The book was brought to the attention of the advisory board by Sami Graham, a former chief of staff for Mayor Dave Bronson who also wanted to restrict young patrons from accessing the book. Graham’s request for reconsideration ultimately sent the book to a small committee of librarians who reviewed it and decided the book should stay in the teen collection.

“Upon reading and discussing the book, we agreed that, while not to everyone’s taste, the book is appropriate for ages 14-18, depending on a teen’s maturity,” the committee wrote in a response letter.

The letter also said the library acquires materials to fulfill a large range of tastes and interests, adding that ultimately, “the responsibility for the reading, viewing, and listening choices of minors rests with their parents or legal guardians.”

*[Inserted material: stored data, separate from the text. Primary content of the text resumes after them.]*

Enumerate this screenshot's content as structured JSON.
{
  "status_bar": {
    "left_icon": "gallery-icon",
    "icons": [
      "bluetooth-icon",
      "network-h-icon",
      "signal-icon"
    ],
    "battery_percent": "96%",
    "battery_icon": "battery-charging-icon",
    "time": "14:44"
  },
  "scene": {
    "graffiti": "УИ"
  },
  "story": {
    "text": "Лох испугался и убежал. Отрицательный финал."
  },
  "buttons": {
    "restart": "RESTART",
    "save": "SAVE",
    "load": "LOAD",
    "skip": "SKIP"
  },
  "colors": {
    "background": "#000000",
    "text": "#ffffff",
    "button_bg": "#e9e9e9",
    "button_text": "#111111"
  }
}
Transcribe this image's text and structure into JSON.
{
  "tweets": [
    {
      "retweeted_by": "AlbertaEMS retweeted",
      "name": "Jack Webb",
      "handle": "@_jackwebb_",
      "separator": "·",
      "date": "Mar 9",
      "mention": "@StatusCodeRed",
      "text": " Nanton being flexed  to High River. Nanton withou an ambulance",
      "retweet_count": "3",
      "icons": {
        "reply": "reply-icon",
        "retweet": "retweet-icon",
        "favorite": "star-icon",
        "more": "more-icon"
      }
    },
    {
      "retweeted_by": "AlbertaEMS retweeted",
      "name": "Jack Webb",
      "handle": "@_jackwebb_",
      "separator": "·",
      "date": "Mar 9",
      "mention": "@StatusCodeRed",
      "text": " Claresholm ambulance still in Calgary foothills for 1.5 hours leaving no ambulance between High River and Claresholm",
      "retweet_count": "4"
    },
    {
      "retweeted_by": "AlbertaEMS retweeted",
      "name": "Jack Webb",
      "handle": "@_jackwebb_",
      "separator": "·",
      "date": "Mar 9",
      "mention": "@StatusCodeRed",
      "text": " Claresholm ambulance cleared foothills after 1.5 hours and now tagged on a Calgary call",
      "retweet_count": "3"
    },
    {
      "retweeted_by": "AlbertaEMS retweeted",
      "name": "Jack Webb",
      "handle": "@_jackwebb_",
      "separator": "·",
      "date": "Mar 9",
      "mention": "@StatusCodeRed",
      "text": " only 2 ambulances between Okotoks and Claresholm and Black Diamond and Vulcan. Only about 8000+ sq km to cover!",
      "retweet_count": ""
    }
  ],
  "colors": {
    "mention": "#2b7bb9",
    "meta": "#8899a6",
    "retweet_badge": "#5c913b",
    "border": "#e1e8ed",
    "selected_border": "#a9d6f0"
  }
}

Graham has appealed the committee’s decision, leaving it up to library director Virginia McClure to decide if the book should remain available to patrons under 18.

When asked Wednesday, a library spokesperson said she didn’t know when that decision would be made and that director McClure was unavailable for an interview. Graham also refused to comment, saying the library request for reconsideration is supposed to be a confidential process.